The District Court has recently reported a decision where it refused leave by a worker to appeal Workcover’s finding that he was an unreliable witness and not entitled to workers compensation.
Zamora v OCS Services Pty Ltd [2024] WADC 77 gives insurance lawyers, insurers and employers some guidance on the inconsistencies and other ‘red flags’ to look out for in the evidence when assessing a worker’s claim.
The facts:
- The worker was employed as a cleaner and fell when he was in the shopping centre toilets. He claimed to have suffered injuries to his back and arm. He was the only witness to the accident.
- The employer denied that the worker suffered any injury.
- The worker gave two witness statements about the circumstances of the injury, and was cross-examined at arbitration.
At Workcover, the Arbitrator found the worker to be an unreliable witness based on matters including:
- The Arbitrator’s assessment of the worker; and
- Inconsistent accounts as to how the injury occurred and what he was doing just prior to the accident;
- The worker’s failure to disclose his prior history of psychological conditions to the psychologist and psychiatrist that examined him.
- The worker having denied and then admitted using medication at the time of the accident and prior;
…I find that Mr Zamora did not provide accurate details of the slip and fall including the force of the fall nor did he disclose his prior history of psychological issue to the treating doctors and medico legal specialists.
- The worker became quite argumentative and angry under cross‑examination and deflected questions by accusing counsel for the employer of lying;
- The worker said that a neurosurgeon sat and laughed in the worker’s face during a consultation and did not examine him. The Arbitrator found this to be inconceivable.

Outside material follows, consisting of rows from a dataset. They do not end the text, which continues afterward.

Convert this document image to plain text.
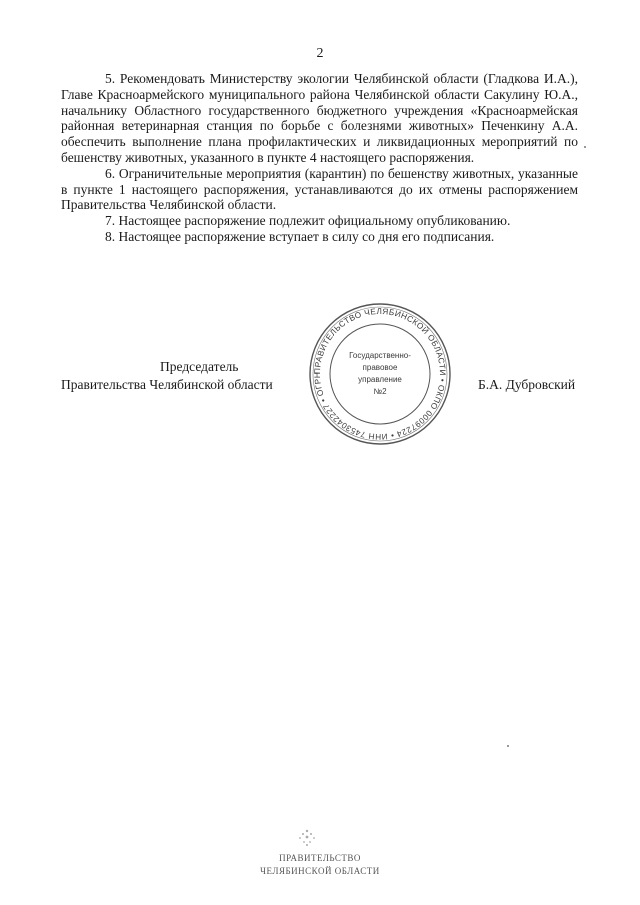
2

5. Рекомендовать Министерству экологии Челябинской области (Гладкова И.А.), Главе Красноармейского муниципального района Челябинской области Сакулину Ю.А., начальнику Областного государственного бюджетного учреждения «Красноармейская районная ветеринарная станция по борьбе с болезнями животных» Печенкину А.А. обеспечить выполнение плана профилактических и ликвидационных мероприятий по бешенству животных, указанного в пункте 4 настоящего распоряжения.

6. Ограничительные мероприятия (карантин) по бешенству животных, указанные в пункте 1 настоящего распоряжения, устанавливаются до их отмены распоряжением Правительства Челябинской области.

7. Настоящее распоряжение подлежит официальному опубликованию.

8. Настоящее распоряжение вступает в силу со дня его подписания.

Председатель
Правительства Челябинской области	Б.А. Дубровский
ПРАВИТЕЛЬСТВО ЧЕЛЯБИНСКОЙ ОБЛАСТИ • ОКПО 00097224 • ИНН 7453042227 • ОГРН
Государственно-
правовое
управление
№2
ПРАВИТЕЛЬСТВО
ЧЕЛЯБИНСКОЙ ОБЛАСТИ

Additionally, as to the ‘injury’, the Arbitrator found no evidence of a definite or distinct physiological change or physiological disturbance which was identifiable as a consequence of the accident. The Arbitrator came to this view after giving consideration to:
- Ambulance records showing no objective evidence of an injury.
- Radiological imaging showing no acute fractures or trauma malignment.
- Hospital records showing he was functionally able and principal diagnosis was ‘back pain’.
- Medical specialists found no objective evidence of injury and diagnosed soft tissue injury ‘by default’.
… the terms 'mechanical trauma' and 'soft tissue injury' are umbrella terms used to describe the subjective presentation of symptoms where a more specific diagnosis cannot be afforded and are non specific in this case as to be of little use in identifying the injury (paragraph 45).
Ultimately, Workcover found the worker had not established that he suffered the injury claimed.
The District Court refused the worker’s application to appeal the decision.
Takeaways for insurers and employers:
- If the worker is the only witness in their accident, that alone is not enough to say there is no injury under the Act. But in combination with other factors, the worker may struggle to convince an arbitrator that they suffered an injury at work.
- Always consider consistency as to the worker’s versions of events on how the injury occurred. Check the ‘history’ sections in specialist reports, and compare to the contemporaneous GP records and any witness statements.
- Consider the worker’s consistency and truthfulness relating to pre-existing conditions, treatment received, and any other important factors. Inconsistencies may suggest that the worker’s evidence about how the injury occurred is not entirely accurate.
Where the principal diagnosis is ‘pain’, ‘soft tissue injuries’, ‘non-specific’ symptoms or the like, consider whether there is any objective evidence such as clinical examination findings and imaging to show an acute trauma or change in pathology. Pain alone is not enough to establish that a person has suffered an injury or disease.